Inequalities on a number line provide a visual representation of the range of values that satisfy an inequality statement. Rather than showing a single solution point, students shade a region of the number line to indicate all possible values. The notation is crucial: an open circle shows that a boundary value is not included (< or >), whilst a closed circle indicates the value is included (≤ or ≥).
This graphical method helps pupils understand solution sets intuitively, particularly when dealing with statements like x > 3 or x ≤ -2. The visual approach supports algebraic understanding and prepares students for more complex work with inequalities at GCSE level, including solving and graphing linear inequalities in two variables.
Which year groups learn about inequalities on a number line?
Inequalities on a number line feature in the KS3 National Curriculum, typically introduced during Year 7 and developed further in Year 8. At this stage, students build on their understanding of the number system and begin working with algebraic concepts that extend beyond simple equations with single solutions.

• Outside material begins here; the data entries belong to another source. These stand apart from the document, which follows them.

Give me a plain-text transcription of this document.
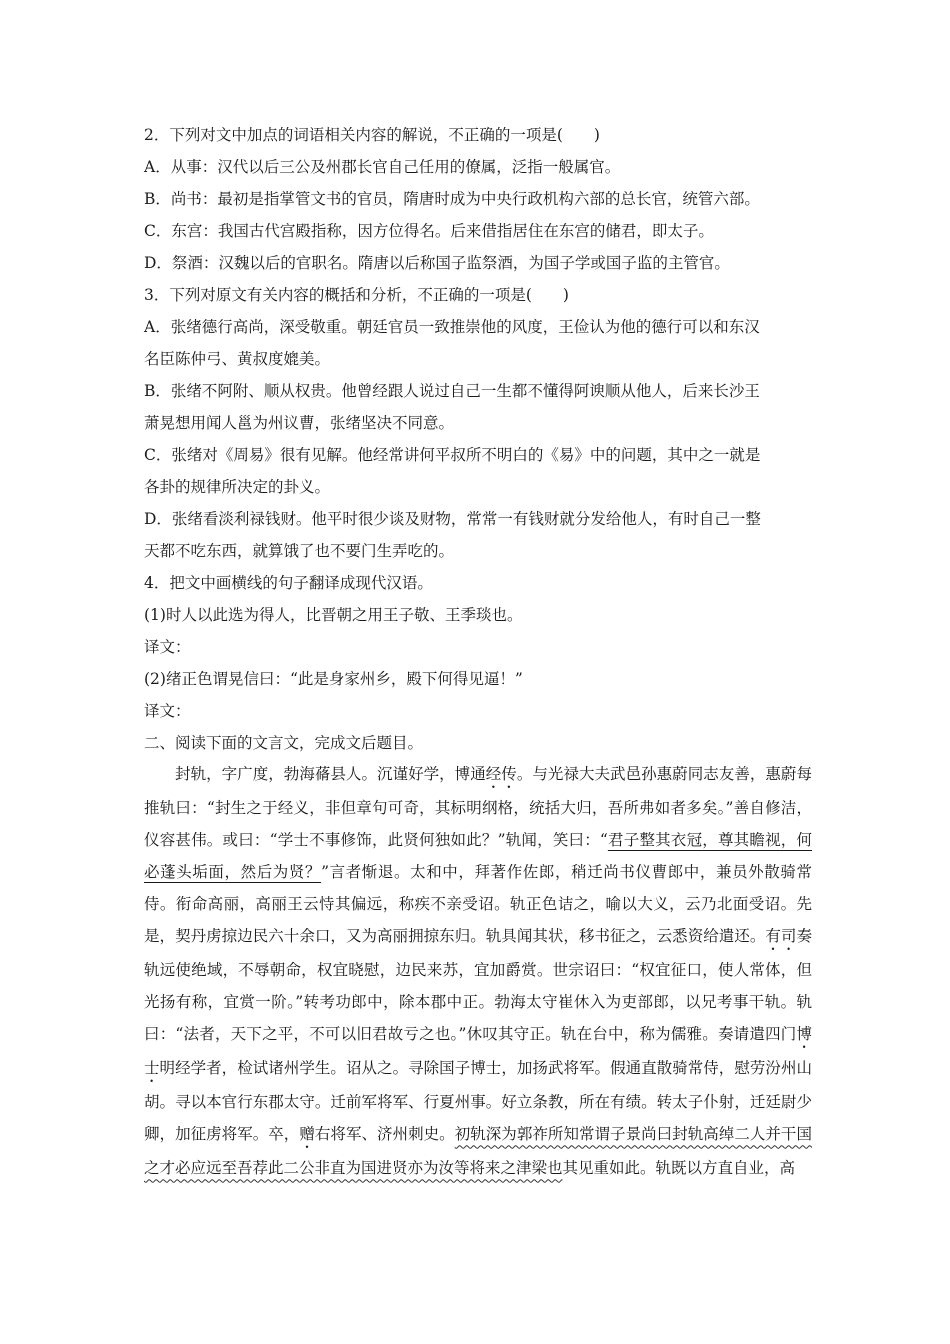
2．下列对文中加点的词语相关内容的解说，不正确的一项是(　　)
A．从事：汉代以后三公及州郡长官自己任用的僚属，泛指一般属官。
B．尚书：最初是指掌管文书的官员，隋唐时成为中央行政机构六部的总长官，统管六部。
C．东宫：我国古代宫殿指称，因方位得名。后来借指居住在东宫的储君，即太子。
D．祭酒：汉魏以后的官职名。隋唐以后称国子监祭酒，为国子学或国子监的主管官。
3．下列对原文有关内容的概括和分析，不正确的一项是(　　)
A．张绪德行高尚，深受敬重。朝廷官员一致推崇他的风度，王俭认为他的德行可以和东汉
名臣陈仲弓、黄叔度媲美。
B．张绪不阿附、顺从权贵。他曾经跟人说过自己一生都不懂得阿谀顺从他人，后来长沙王
萧晃想用闻人邕为州议曹，张绪坚决不同意。
C．张绪对《周易》很有见解。他经常讲何平叔所不明白的《易》中的问题，其中之一就是
各卦的规律所决定的卦义。
D．张绪看淡利禄钱财。他平时很少谈及财物，常常一有钱财就分发给他人，有时自己一整
天都不吃东西，就算饿了也不要门生弄吃的。
4．把文中画横线的句子翻译成现代汉语。
(1)时人以此选为得人，比晋朝之用王子敬、王季琰也。
译文：
(2)绪正色谓晃信曰：“此是身家州乡，殿下何得见逼！”
译文：
二、阅读下面的文言文，完成文后题目。
封轨，字广度，勃海蓨县人。沉谨好学，博通经传。与光禄大夫武邑孙惠蔚同志友善，惠蔚每推轨曰：“封生之于经义，非但章句可奇，其标明纲格，统括大归，吾所弗如者多矣。”善自修洁，仪容甚伟。或曰：“学士不事修饰，此贤何独如此？”轨闻，笑曰：“君子整其衣冠，尊其瞻视，何必蓬头垢面，然后为贤？”言者惭退。太和中，拜著作佐郎，稍迁尚书仪曹郎中，兼员外散骑常侍。衔命高丽，高丽王云恃其偏远，称疾不亲受诏。轨正色诘之，喻以大义，云乃北面受诏。先是，契丹虏掠边民六十余口，又为高丽拥掠东归。轨具闻其状，移书征之，云悉资给遣还。有司奏轨远使绝域，不辱朝命，权宜晓慰，边民来苏，宜加爵赏。世宗诏曰：“权宜征口，使人常体，但光扬有称，宜赏一阶。”转考功郎中，除本郡中正。勃海太守崔休入为吏部郎，以兄考事干轨。轨曰：“法者，天下之平，不可以旧君故亏之也。”休叹其守正。轨在台中，称为儒雅。奏请遣四门博士明经学者，检试诸州学生。诏从之。寻除国子博士，加扬武将军。假通直散骑常侍，慰劳汾州山胡。寻以本官行东郡太守。迁前军将军、行夏州事。好立条教，所在有绩。转太子仆射，迁廷尉少卿，加征虏将军。卒，赠右将军、济州刺史。初轨深为郭祚所知常谓子景尚曰封轨高绰二人并干国之才必应远至吾荐此二公非直为国进贤亦为汝等将来之津梁也其见重如此。轨既以方直自业，高
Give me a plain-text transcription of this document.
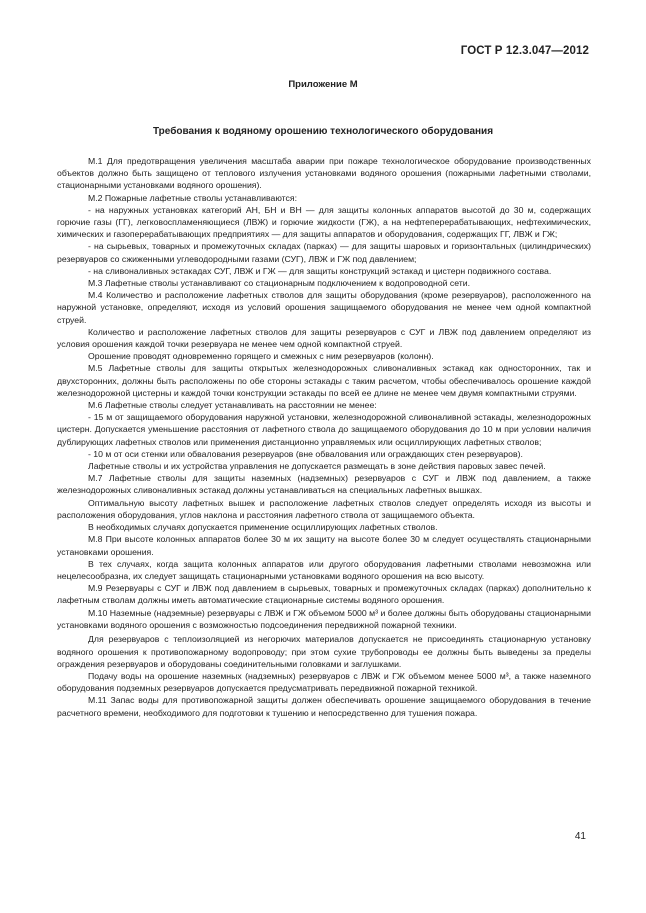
ГОСТ Р 12.3.047—2012
Приложение М
Требования к водяному орошению технологического оборудования

М.1 Для предотвращения увеличения масштаба аварии при пожаре технологическое оборудование производственных объектов должно быть защищено от теплового излучения установками водяного орошения (пожарными лафетными стволами, стационарными установками водяного орошения).

М.2 Пожарные лафетные стволы устанавливаются:

- на наружных установках категорий АН, БН и ВН — для защиты колонных аппаратов высотой до 30 м, содержащих горючие газы (ГГ), легковоспламеняющиеся (ЛВЖ) и горючие жидкости (ГЖ), а на нефтеперерабатывающих, нефтехимических, химических и газоперерабатывающих предприятиях — для защиты аппаратов и оборудования, содержащих ГГ, ЛВЖ и ГЖ;

- на сырьевых, товарных и промежуточных складах (парках) — для защиты шаровых и горизонтальных (цилиндрических) резервуаров со сжиженными углеводородными газами (СУГ), ЛВЖ и ГЖ под давлением;

- на сливоналивных эстакадах СУГ, ЛВЖ и ГЖ — для защиты конструкций эстакад и цистерн подвижного состава.

М.3 Лафетные стволы устанавливают со стационарным подключением к водопроводной сети.

М.4 Количество и расположение лафетных стволов для защиты оборудования (кроме резервуаров), расположенного на наружной установке, определяют, исходя из условий орошения защищаемого оборудования не менее чем одной компактной струей.

Количество и расположение лафетных стволов для защиты резервуаров с СУГ и ЛВЖ под давлением определяют из условия орошения каждой точки резервуара не менее чем одной компактной струей.

Орошение проводят одновременно горящего и смежных с ним резервуаров (колонн).

М.5 Лафетные стволы для защиты открытых железнодорожных сливоналивных эстакад как односторонних, так и двухсторонних, должны быть расположены по обе стороны эстакады с таким расчетом, чтобы обеспечивалось орошение каждой железнодорожной цистерны и каждой точки конструкции эстакады по всей ее длине не менее чем двумя компактными струями.

М.6 Лафетные стволы следует устанавливать на расстоянии не менее:

- 15 м от защищаемого оборудования наружной установки, железнодорожной сливоналивной эстакады, железнодорожных цистерн. Допускается уменьшение расстояния от лафетного ствола до защищаемого оборудования до 10 м при условии наличия дублирующих лафетных стволов или применения дистанционно управляемых или осциллирующих лафетных стволов;

- 10 м от оси стенки или обвалования резервуаров (вне обвалования или ограждающих стен резервуаров).

Лафетные стволы и их устройства управления не допускается размещать в зоне действия паровых завес печей.

М.7 Лафетные стволы для защиты наземных (надземных) резервуаров с СУГ и ЛВЖ под давлением, а также железнодорожных сливоналивных эстакад должны устанавливаться на специальных лафетных вышках.

Оптимальную высоту лафетных вышек и расположение лафетных стволов следует определять исходя из высоты и расположения оборудования, углов наклона и расстояния лафетного ствола от защищаемого объекта.

В необходимых случаях допускается применение осциллирующих лафетных стволов.

М.8 При высоте колонных аппаратов более 30 м их защиту на высоте более 30 м следует осуществлять стационарными установками орошения.

В тех случаях, когда защита колонных аппаратов или другого оборудования лафетными стволами невозможна или нецелесообразна, их следует защищать стационарными установками водяного орошения на всю высоту.

М.9 Резервуары с СУГ и ЛВЖ под давлением в сырьевых, товарных и промежуточных складах (парках) дополнительно к лафетным стволам должны иметь автоматические стационарные системы водяного орошения.

М.10 Наземные (надземные) резервуары с ЛВЖ и ГЖ объемом 5000 м³ и более должны быть оборудованы стационарными установками водяного орошения с возможностью подсоединения передвижной пожарной техники.

Для резервуаров с теплоизоляцией из негорючих материалов допускается не присоединять стационарную установку водяного орошения к противопожарному водопроводу; при этом сухие трубопроводы ее должны быть выведены за пределы ограждения резервуаров и оборудованы соединительными головками и заглушками.

Подачу воды на орошение наземных (надземных) резервуаров с ЛВЖ и ГЖ объемом менее 5000 м³, а также наземного оборудования подземных резервуаров допускается предусматривать передвижной пожарной техникой.

М.11 Запас воды для противопожарной защиты должен обеспечивать орошение защищаемого оборудования в течение расчетного времени, необходимого для подготовки к тушению и непосредственно для тушения пожара.

41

Year 7 pupils usually start by interpreting and representing simple inequalities, whilst Year 8 students tackle more challenging problems involving negative numbers, compound inequalities, and forming inequalities from written descriptions. This foundational work establishes the skills needed for GCSE Mathematics, where inequalities become increasingly important across both Foundation and Higher tiers.
How do you know whether to use an open or closed circle?
The choice between open and closed circles depends on whether the boundary value is included in the solution set. A closed (filled) circle indicates that the number is part of the solution, corresponding to the symbols ≤ (less than or equal to) or ≥ (greater than or equal to). An open (hollow) circle shows the boundary value is excluded, used with < (less than) or > (greater than).
Many students initially struggle with this distinction, so repeated practice is essential. Our worksheets include varied examples that require pupils to both draw inequalities from given statements and write inequality notation from number line diagrams. This two-way practice reinforces understanding and helps students recognise the relationship between algebraic symbols and graphical representation.
What's included with these inequality worksheets?
Each worksheet downloads as a PDF, ready to print for immediate classroom use or home learning. The resources include carefully structured questions that progress in difficulty, allowing students to build confidence gradually. Questions typically require pupils to represent inequalities on provided number lines, interpret existing diagrams, and match algebraic statements to their graphical representations.
Complete answer sheets accompany every worksheet, showing the correct notation and shading for each inequality. These detailed solutions support marking efficiency for teachers and enable students to self-assess their work effectively. The clear visual answers help pupils identify exactly where they've made errors, whether in circle notation, shading direction, or boundary value placement.